El impulso a muchos avances en la carrera por el respeto al medioambiente lo acaban propiciando elementos icónicos, como hoy ocurre con la niña sueca Greta Thunberg, su huelga escolar y su activismo mediático. Endiosada por muchos, vituperada por algunos, nadie puede discutirle su carácter de fuente de inspiración para millones de jóvenes que incorporan con una fuerza imparable la ecología a sus valores e ideario. El eco de la reivindicación de Greta en recuerda en Canarias a la figura de César Manrique. En el centenario de su nacimiento, el activismo del artista conejero está más vigente que nunca. Pionero en la defensa del territorio, que izó la bandera del ecologismo para hacer frente a la especulación sin control del territorio, su legado en Lanzarote es hoy un ejemplo de sostenibilidad y de respeto al medioambiente.

Canarias, además de la obra de César Manrique, presenta ejemplos prácticos de acciones que hacen frente al cambio climático. El Hierro, con la central hidroeólica de Gorona del Viento por bandera, marcó un hito este verano: durante 596 horas consecutivas -entre los días 13 de julio y 7 de agosto- toda la energía eléctrica consumida en la Isla del Meridiano se originó de fuentes limpias (eólica e hidráulica).

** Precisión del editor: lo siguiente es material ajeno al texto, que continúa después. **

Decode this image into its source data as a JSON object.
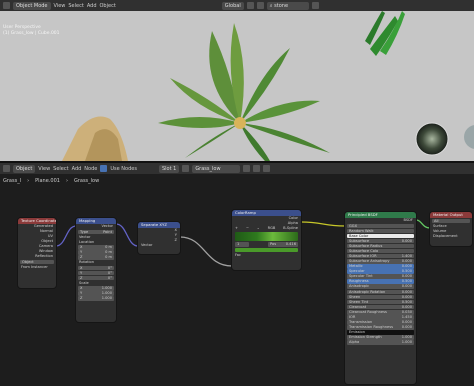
{
  "viewport": {
    "mode": "Object Mode",
    "menus": [
      "View",
      "Select",
      "Add",
      "Object"
    ],
    "transform": "Global",
    "search": "stone",
    "overlay_title": "User Perspective",
    "overlay_sub": "(1) Grass_low | Cube.001"
  },
  "node_editor": {
    "editor_type": "Object",
    "menus": [
      "View",
      "Select",
      "Add",
      "Node"
    ],
    "use_nodes": "Use Nodes",
    "slot": "Slot 1",
    "material": "Grass_low",
    "breadcrumb": [
      "Grass_l",
      "Plane.001",
      "Grass_low"
    ]
  },
  "nodes": {
    "texcoord": {
      "title": "Texture Coordinate",
      "outputs": [
        "Generated",
        "Normal",
        "UV",
        "Object",
        "Camera",
        "Window",
        "Reflection"
      ],
      "object_label": "Object",
      "from_instancer": "From Instancer"
    },
    "mapping": {
      "title": "Mapping",
      "output": "Vector",
      "type_label": "Type",
      "type_value": "Point",
      "vector": "Vector",
      "location": "Location",
      "loc": [
        "0 m",
        "0 m",
        "0 m"
      ],
      "rotation": "Rotation",
      "rot": [
        "0°",
        "0°",
        "0°"
      ],
      "scale": "Scale",
      "scl": [
        "1.000",
        "1.000",
        "1.000"
      ]
    },
    "separate": {
      "title": "Separate XYZ",
      "outputs": [
        "X",
        "Y",
        "Z"
      ],
      "input": "Vector"
    },
    "colorramp": {
      "title": "ColorRamp",
      "outputs": [
        "Color",
        "Alpha"
      ],
      "mode": "RGB",
      "interp": "B-Spline",
      "stop_index": "1",
      "stop_pos_label": "Pos",
      "stop_pos": "0.416",
      "input": "Fac"
    },
    "bsdf": {
      "title": "Principled BSDF",
      "output": "BSDF",
      "dist": "GGX",
      "sss": "Random Walk",
      "rows": [
        [
          "Base Color",
          ""
        ],
        [
          "Subsurface",
          "0.000"
        ],
        [
          "Subsurface Radius",
          ""
        ],
        [
          "Subsurface Colo",
          ""
        ],
        [
          "Subsurface IOR",
          "1.400"
        ],
        [
          "Subsurface Anisotropy",
          "0.000"
        ],
        [
          "Metallic",
          "0.000"
        ],
        [
          "Specular",
          "0.500"
        ],
        [
          "Specular Tint",
          "0.000"
        ],
        [
          "Roughness",
          "0.500"
        ],
        [
          "Anisotropic",
          "0.000"
        ],
        [
          "Anisotropic Rotation",
          "0.000"
        ],
        [
          "Sheen",
          "0.000"
        ],
        [
          "Sheen Tint",
          "0.500"
        ],
        [
          "Clearcoat",
          "0.000"
        ],
        [
          "Clearcoat Roughness",
          "0.030"
        ],
        [
          "IOR",
          "1.450"
        ],
        [
          "Transmission",
          "0.000"
        ],
        [
          "Transmission Roughness",
          "0.000"
        ],
        [
          "Emission",
          ""
        ],
        [
          "Emission Strength",
          "1.000"
        ],
        [
          "Alpha",
          "1.000"
        ]
      ]
    },
    "output": {
      "title": "Material Output",
      "target": "All",
      "inputs": [
        "Surface",
        "Volume",
        "Displacement"
      ]
    }
  }
}
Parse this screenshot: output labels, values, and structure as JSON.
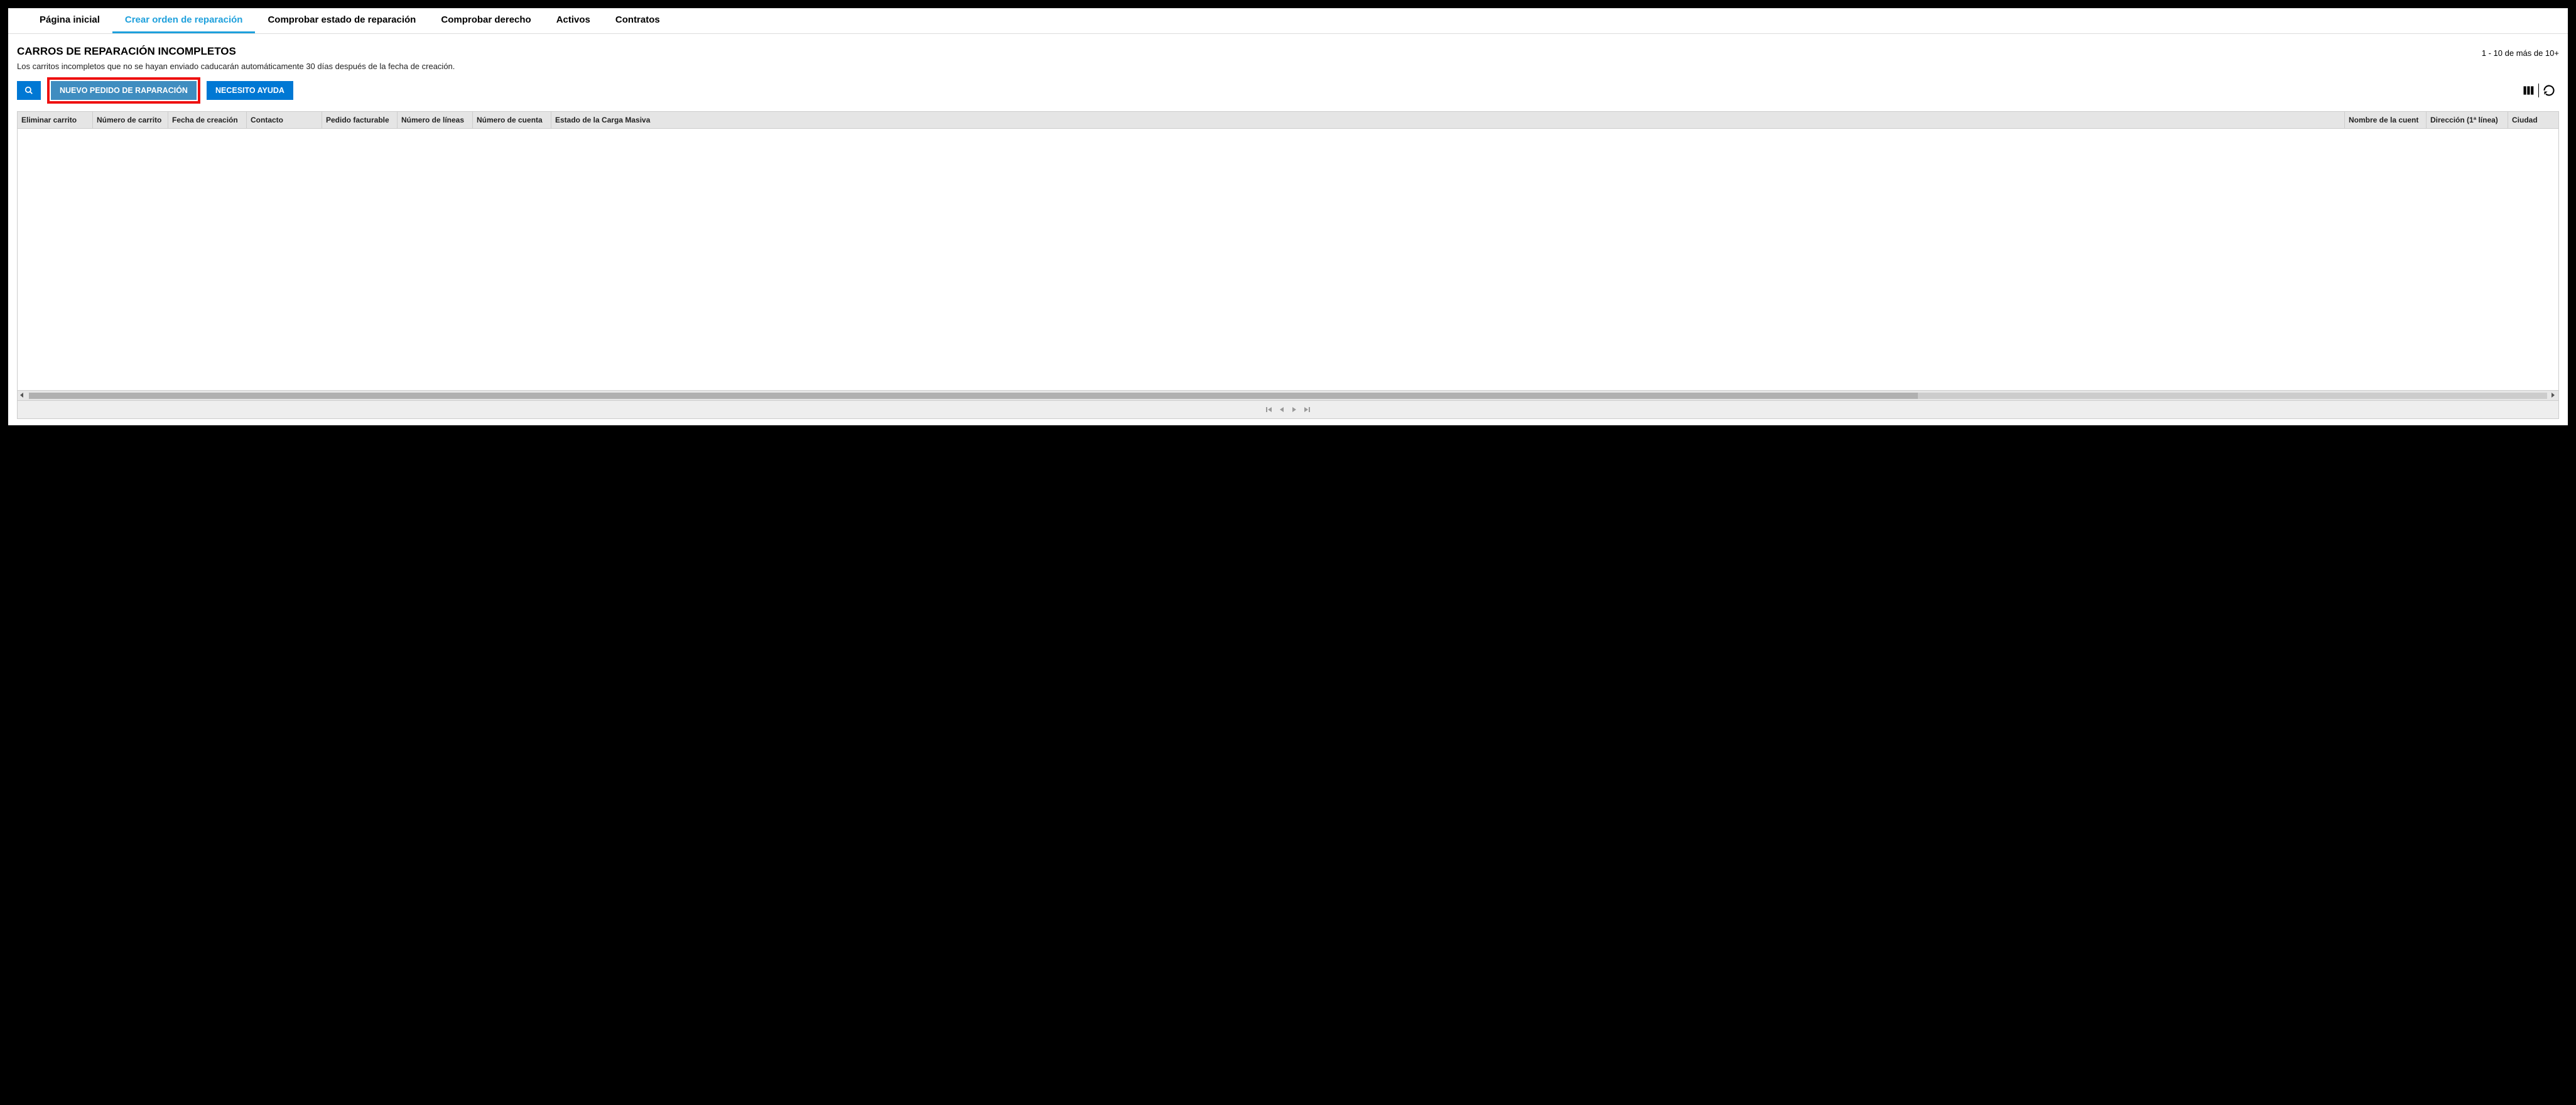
{
  "tabs": {
    "home": "Página inicial",
    "create": "Crear orden de reparación",
    "check_status": "Comprobar estado de reparación",
    "check_right": "Comprobar derecho",
    "assets": "Activos",
    "contracts": "Contratos"
  },
  "page": {
    "title": "CARROS DE REPARACIÓN INCOMPLETOS",
    "subtitle": "Los carritos incompletos que no se hayan enviado caducarán automáticamente 30 días después de la fecha de creación.",
    "range": "1 - 10 de más de 10+"
  },
  "buttons": {
    "new_repair": "NUEVO PEDIDO DE RAPARACIÓN",
    "need_help": "NECESITO AYUDA"
  },
  "columns": {
    "delete_cart": "Eliminar carrito",
    "cart_number": "Número de carrito",
    "created": "Fecha de creación",
    "contact": "Contacto",
    "billable": "Pedido facturable",
    "lines": "Número de líneas",
    "account_number": "Número de cuenta",
    "bulk_status": "Estado de la Carga Masiva",
    "account_name": "Nombre de la cuent",
    "address1": "Dirección (1ª línea)",
    "city": "Ciudad"
  }
}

El esfuerzo no puede reposar solo sobre los hombros de los débiles en la escala social o de las regiones con escasa capacidad de presión contra los fundamentalismos. Los beneficiarios tienen que ser los ciudadanos, no eléctricas y cazadores de rentas energéticas. Y las responsabilidades no deben descargarse en otros, los norteamericanos o los chinos, las industrias o los despilfarradores. El problema incumbe a todos y empieza por la actitud y comportamiento de cada uno a título individual. ¿A qué sacrificios y renuncias estamos dispuestos? Únicamente multiplicando la prosperidad podrán atenderse las necesidades de la población y así evitar que los menos pudientes que no pueden adquirir coches eléctricos, instalar calefacciones o refrigeraciones de biomasa y comprar placas solares para autoconsumo sean aún más pobres. Un planeta impoluto sin medios con los que ganarse el sustento es también un planeta muerto.